A sitemap.xml tells search engines which pages exist on your site and when they were last updated. This complete guide covers creating the right sitemap, what to include and exclude, how to submit it to Google and Bing, and how to troubleshoot common sitemap errors.
SEO Tip: A properly structured sitemap can significantly speed up Google indexing of new pages. After submitting your sitemap, use PageGuard to verify your pages have the correct SEO meta tags, canonical URLs, and structured data that improve your indexing rate.
Check your sitemap health right now
Scan your site to find missing canonical URLs, meta tags, and structured data issues that hurt Google indexing.
A sitemap.xml is an XML-formatted file that serves as a roadmap of your website for search engine crawlers. It lists the URLs you want indexed, along with optional metadata about each URL: when it was last modified, how often it changes, and its relative importance.
The Sitemaps Protocol was originally developed by Google in 2005 and is now supported by all major search engines including Google, Bing, Yahoo, and DuckDuckGo. While search engines can discover pages through link crawling alone, sitemaps give you direct control over which pages get submitted for indexing.
Minimum valid sitemap structure:
<?xml version="1.0" encoding="UTF-8"?>
<urlset xmlns="http://www.sitemaps.org/schemas/sitemap/0.9">
<url>
<loc>https://yourdomain.com/page</loc>
<lastmod>2026-03-01</lastmod>
</url>
</urlset>
The only required element is <loc> — the canonical URL of the page. All other elements are optional.
Google's official guidance says a sitemap is particularly valuable if your site meets any of these criteria:
Even for small, well-linked sites, having a sitemap costs nothing and provides useful signals to Google. There is no downside to having one.
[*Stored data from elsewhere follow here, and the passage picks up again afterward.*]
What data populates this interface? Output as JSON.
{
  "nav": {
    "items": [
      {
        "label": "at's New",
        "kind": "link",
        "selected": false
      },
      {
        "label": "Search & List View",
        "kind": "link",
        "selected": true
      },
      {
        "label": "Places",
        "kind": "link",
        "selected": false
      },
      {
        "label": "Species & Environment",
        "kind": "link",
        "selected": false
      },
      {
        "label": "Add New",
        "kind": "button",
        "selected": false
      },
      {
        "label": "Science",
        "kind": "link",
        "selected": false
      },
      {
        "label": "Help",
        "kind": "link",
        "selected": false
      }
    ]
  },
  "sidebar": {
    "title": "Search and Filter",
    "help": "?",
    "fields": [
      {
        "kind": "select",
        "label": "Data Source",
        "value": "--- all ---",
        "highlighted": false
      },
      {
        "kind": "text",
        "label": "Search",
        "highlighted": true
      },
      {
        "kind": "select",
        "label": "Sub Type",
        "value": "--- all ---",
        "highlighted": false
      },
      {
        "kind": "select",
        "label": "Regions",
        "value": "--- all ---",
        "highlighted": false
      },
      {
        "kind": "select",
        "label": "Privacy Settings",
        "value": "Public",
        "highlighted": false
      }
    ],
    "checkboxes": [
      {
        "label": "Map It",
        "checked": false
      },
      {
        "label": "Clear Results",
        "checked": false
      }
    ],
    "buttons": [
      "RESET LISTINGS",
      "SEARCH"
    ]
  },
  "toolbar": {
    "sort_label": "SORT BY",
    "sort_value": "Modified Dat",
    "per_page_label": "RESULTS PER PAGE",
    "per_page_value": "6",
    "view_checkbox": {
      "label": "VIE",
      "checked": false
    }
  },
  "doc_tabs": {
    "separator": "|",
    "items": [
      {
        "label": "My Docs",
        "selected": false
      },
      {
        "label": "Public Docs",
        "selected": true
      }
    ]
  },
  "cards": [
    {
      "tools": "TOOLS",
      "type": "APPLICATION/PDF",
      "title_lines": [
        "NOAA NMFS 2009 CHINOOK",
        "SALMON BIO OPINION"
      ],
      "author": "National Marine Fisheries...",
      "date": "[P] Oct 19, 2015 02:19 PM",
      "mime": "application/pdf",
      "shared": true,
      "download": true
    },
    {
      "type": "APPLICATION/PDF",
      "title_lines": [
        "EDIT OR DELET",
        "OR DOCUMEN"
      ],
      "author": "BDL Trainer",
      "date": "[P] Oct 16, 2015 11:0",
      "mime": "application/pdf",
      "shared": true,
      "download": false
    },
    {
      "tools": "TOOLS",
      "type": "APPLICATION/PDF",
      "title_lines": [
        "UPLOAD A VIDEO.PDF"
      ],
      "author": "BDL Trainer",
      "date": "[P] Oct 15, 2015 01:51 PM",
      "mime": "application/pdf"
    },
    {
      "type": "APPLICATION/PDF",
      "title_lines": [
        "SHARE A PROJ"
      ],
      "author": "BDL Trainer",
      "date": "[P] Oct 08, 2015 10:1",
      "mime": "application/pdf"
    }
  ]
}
Understanding each XML element helps you build an effective sitemap:
| Element | Required | Description |
|---|---|---|
| <loc> | Yes | Absolute URL of the page. Must use HTTPS if available. Must match the canonical URL. |
| <lastmod> | Optional | Date of last modification in W3C Datetime format (YYYY-MM-DD). Must be accurate — Google may demote sites that set false lastmod dates. |
| <changefreq> | Optional* | How often the page changes: always, hourly, daily, weekly, monthly, yearly, never. *Largely ignored by Google; Bing may use it. |
| <priority> | Optional* | Relative importance from 0.0 to 1.0 (default 0.5). *Largely ignored by Google. Bing may use it for crawl scheduling. |
Note: Google officially states it ignores <changefreq> and <priority>. Focus on accurate <lastmod> dates instead.
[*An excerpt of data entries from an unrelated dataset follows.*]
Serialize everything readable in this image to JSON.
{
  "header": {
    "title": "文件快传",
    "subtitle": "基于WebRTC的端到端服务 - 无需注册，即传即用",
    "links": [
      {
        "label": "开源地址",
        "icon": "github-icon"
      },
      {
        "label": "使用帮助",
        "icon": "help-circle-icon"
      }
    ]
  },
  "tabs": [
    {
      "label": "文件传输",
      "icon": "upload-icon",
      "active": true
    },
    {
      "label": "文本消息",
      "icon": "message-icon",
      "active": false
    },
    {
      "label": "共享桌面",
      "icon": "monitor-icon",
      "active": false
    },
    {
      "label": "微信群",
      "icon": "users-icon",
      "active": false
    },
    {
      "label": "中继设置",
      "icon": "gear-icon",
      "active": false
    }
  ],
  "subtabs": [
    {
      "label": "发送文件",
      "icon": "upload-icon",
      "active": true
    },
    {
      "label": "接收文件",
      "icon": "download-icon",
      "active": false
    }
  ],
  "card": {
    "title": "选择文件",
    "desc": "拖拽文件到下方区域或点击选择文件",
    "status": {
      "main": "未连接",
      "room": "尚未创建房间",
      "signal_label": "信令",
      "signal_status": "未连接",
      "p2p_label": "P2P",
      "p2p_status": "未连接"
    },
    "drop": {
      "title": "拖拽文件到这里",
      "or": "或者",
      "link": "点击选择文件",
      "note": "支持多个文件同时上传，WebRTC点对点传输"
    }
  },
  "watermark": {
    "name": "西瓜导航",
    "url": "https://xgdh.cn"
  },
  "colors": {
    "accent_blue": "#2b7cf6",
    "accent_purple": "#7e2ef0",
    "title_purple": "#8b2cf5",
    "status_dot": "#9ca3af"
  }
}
The right approach depends on your website platform:
Install Yoast SEO or RankMath. Both auto-generate and continuously update your sitemap at yourdomain.com/sitemap_index.xml. They create separate sitemaps for posts, pages, categories, tags, and custom post types. Configure which post types to include in the plugin settings.
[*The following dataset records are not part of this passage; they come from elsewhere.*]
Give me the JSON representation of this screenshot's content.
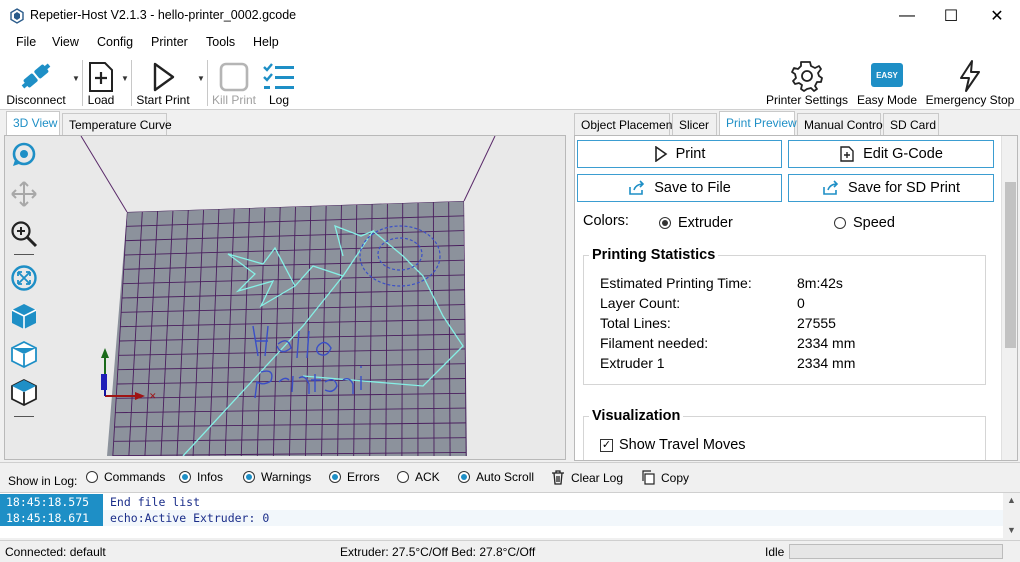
{
  "window": {
    "title": "Repetier-Host V2.1.3 - hello-printer_0002.gcode",
    "minimize": "—",
    "maximize": "☐",
    "close": "✕"
  },
  "menu": [
    "File",
    "View",
    "Config",
    "Printer",
    "Tools",
    "Help"
  ],
  "toolbar": {
    "disconnect": "Disconnect",
    "load": "Load",
    "start_print": "Start Print",
    "kill_print": "Kill Print",
    "log": "Log",
    "printer_settings": "Printer Settings",
    "easy_mode": "Easy Mode",
    "easy_badge": "EASY",
    "emergency_stop": "Emergency Stop"
  },
  "left_tabs": [
    "3D View",
    "Temperature Curve"
  ],
  "right_tabs": [
    "Object Placement",
    "Slicer",
    "Print Preview",
    "Manual Control",
    "SD Card"
  ],
  "preview": {
    "print_btn": "Print",
    "edit_gcode_btn": "Edit G-Code",
    "save_file_btn": "Save to File",
    "save_sd_btn": "Save for SD Print",
    "colors_label": "Colors:",
    "color_extruder": "Extruder",
    "color_speed": "Speed",
    "stats_title": "Printing Statistics",
    "stats": [
      {
        "label": "Estimated Printing Time:",
        "value": "8m:42s"
      },
      {
        "label": "Layer Count:",
        "value": "0"
      },
      {
        "label": "Total Lines:",
        "value": "27555"
      },
      {
        "label": "Filament needed:",
        "value": "2334 mm"
      },
      {
        "label": "Extruder 1",
        "value": "2334 mm"
      }
    ],
    "vis_title": "Visualization",
    "show_travel": "Show Travel Moves"
  },
  "log": {
    "show_label": "Show in Log:",
    "options": [
      {
        "label": "Commands",
        "checked": false
      },
      {
        "label": "Infos",
        "checked": true
      },
      {
        "label": "Warnings",
        "checked": true
      },
      {
        "label": "Errors",
        "checked": true
      },
      {
        "label": "ACK",
        "checked": false
      },
      {
        "label": "Auto Scroll",
        "checked": true
      }
    ],
    "clear_log": "Clear Log",
    "copy": "Copy",
    "entries": [
      {
        "time": "18:45:18.575",
        "text": "End file list"
      },
      {
        "time": "18:45:18.671",
        "text": "echo:Active Extruder: 0"
      }
    ]
  },
  "status": {
    "connection": "Connected: default",
    "temps": "Extruder: 27.5°C/Off Bed: 27.8°C/Off",
    "state": "Idle"
  },
  "colors": {
    "accent": "#1e8fc6",
    "bed": "#8c929c",
    "path": "#86f0e6",
    "text_path": "#3a4fc7"
  }
}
Shopify automatically generates a sitemap at /sitemap.xml that includes products, collections, pages, and blog posts. WooCommerce with Yoast SEO includes product and product category pages in the sitemap automatically.
Use the next-sitemap package. It generates sitemaps at build time or via an API route. Configure next-sitemap.config.js to exclude private pages like /admin/* and /dashboard/*.
All three static site generators include built-in sitemap support. Hugo generates sitemap.xml automatically. Jekyll uses the jekyll-sitemap gem. Eleventy uses eleventy-plugin-sitemap.
Generate sitemaps programmatically using your CMS API. Fetch all published URLs, filter out private or duplicate pages, and output valid XML. For large sites (50,000+ URLs), use a sitemap index file that references multiple sitemap files.
These platforms auto-generate sitemaps. Squarespace: /sitemap.xml. Webflow: automatically created and submitted. Wix: /sitemap.xml is generated automatically.
Only include pages that you want Google to index and that represent unique, valuable content:
✓ Include These
✗ Exclude These
Add Sitemap to robots.txt
Add Sitemap: https://yourdomain.com/sitemap.xml to your robots.txt file. Any crawler that reads your robots.txt will automatically find your sitemap.
Open Google Search Console
Go to search.google.com/search-console and select your property. If you haven't verified your site yet, complete verification first using the HTML meta tag method.
Navigate to Sitemaps
In the left sidebar, under Indexing, click Sitemaps. You'll see a list of any previously submitted sitemaps and their status.
Enter and Submit Your Sitemap URL
In the "Add a new sitemap" field, enter the relative path (just sitemap.xml, not the full URL). Click Submit. GSC will start processing your sitemap immediately.
Submit to Bing Webmaster Tools
Don't forget Bing. Go to bing.com/webmasters, verify your site, and submit your sitemap under Sitemaps. Bing drives 6–10% of search traffic in the US and is the default search engine on Edge and many AI assistants.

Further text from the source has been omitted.